I really wanted to be in the place where the medieval period actually happened! Cambridge was also an obvious place for me because it has so much relevant material, so many of the experts in the field and it would be easy for me to get to the other locations in Europe that I need to visit. I knew that Pembroke was very supportive of art historians and it is in a great location for the Fitzwilliam Museum, where I have my supervisions. Being a part of the intellectual community here I have found it amazing to be surrounded by so many clever, engaged people who are as curious about your work as they are about their own.

IMG_7919What is an average day like for you?

I feel so lucky to be here that I want to make sure I do the best work I can. That means I often work around 10 or 12 hours each day. I am currently working on a literature review, so in the morning I get up and spend two or three hours sitting in the Rosenthal Art Library in College reading articles in Italian. I am teaching myself to read the language from scratch, which is hard work but absolutely necessary. The footnotes often lead me to further sources that I go and hunt down in the University Library, so I mostly continue reading there in the afternoon. In the evening I’ll often tackle other work-related projects, like conference abstracts. I work seven days a week, but I might only do a few hours on Saturdays and Sundays.

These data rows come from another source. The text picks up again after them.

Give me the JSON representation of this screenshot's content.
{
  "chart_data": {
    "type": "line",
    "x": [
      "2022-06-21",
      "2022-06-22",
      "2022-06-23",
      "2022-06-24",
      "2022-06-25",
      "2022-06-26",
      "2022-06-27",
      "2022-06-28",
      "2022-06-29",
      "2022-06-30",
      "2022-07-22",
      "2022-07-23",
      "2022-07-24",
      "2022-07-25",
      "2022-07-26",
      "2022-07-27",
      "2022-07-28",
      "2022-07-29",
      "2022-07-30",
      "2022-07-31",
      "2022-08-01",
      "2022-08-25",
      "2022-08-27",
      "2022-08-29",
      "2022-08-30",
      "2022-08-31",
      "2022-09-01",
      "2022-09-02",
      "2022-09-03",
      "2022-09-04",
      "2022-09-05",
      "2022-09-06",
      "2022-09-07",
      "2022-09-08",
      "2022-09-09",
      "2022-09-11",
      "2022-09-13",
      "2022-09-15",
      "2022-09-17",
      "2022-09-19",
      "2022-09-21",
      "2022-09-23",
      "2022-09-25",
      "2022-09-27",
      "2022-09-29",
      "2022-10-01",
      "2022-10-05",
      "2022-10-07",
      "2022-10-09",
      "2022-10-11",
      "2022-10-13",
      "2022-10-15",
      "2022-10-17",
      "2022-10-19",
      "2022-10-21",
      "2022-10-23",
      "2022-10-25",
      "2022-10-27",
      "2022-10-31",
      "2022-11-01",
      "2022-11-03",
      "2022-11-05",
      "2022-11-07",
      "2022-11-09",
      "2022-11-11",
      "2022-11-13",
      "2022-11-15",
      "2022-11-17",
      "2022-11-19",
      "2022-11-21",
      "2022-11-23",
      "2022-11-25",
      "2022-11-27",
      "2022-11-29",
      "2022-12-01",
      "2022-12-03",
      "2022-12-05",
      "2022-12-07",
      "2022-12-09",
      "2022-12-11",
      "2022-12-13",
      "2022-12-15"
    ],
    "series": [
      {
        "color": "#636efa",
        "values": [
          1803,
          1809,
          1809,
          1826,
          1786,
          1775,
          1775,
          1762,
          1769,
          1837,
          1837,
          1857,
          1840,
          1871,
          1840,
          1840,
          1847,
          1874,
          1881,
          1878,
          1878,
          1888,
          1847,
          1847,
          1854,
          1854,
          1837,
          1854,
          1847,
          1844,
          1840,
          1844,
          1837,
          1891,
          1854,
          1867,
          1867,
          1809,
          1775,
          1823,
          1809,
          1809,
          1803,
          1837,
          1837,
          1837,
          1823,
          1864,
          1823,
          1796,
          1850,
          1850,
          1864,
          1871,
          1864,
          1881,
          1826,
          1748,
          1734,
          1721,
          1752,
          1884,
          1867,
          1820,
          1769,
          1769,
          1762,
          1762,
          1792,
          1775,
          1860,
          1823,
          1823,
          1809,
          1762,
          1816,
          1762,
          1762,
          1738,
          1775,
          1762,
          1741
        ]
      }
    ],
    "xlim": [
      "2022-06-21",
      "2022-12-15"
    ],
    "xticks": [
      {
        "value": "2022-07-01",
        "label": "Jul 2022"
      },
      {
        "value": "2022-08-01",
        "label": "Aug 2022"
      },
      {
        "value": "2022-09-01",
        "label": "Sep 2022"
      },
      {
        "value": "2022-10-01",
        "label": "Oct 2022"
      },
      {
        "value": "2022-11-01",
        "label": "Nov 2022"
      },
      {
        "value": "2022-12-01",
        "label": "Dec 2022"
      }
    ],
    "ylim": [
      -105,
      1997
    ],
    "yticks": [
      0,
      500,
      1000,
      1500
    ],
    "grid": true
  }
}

What motivates you in your work?

I work on two artists in particular: Cristoforo Cortese and an artist that we know only as the Murano Master. I’m sure Cortese never imagined that 700 years after he died some plucky Canadian girl would be devoting all of her energy to understanding his work! But I want to pull his narrative forward, to keep the story going. That’s what we are all doing – trying to contribute to knowledge and together build something that really matters. I aspire to produce work like scholars such as Professor Evelyn Welch, Mirella Levi D’Ancona and my supervisors Dr Stella Panayotova and Dr Donal Cooper. In the meantime I’m just thrilled to be here doing what I love in the most incredible environment surrounded by the most supportive people.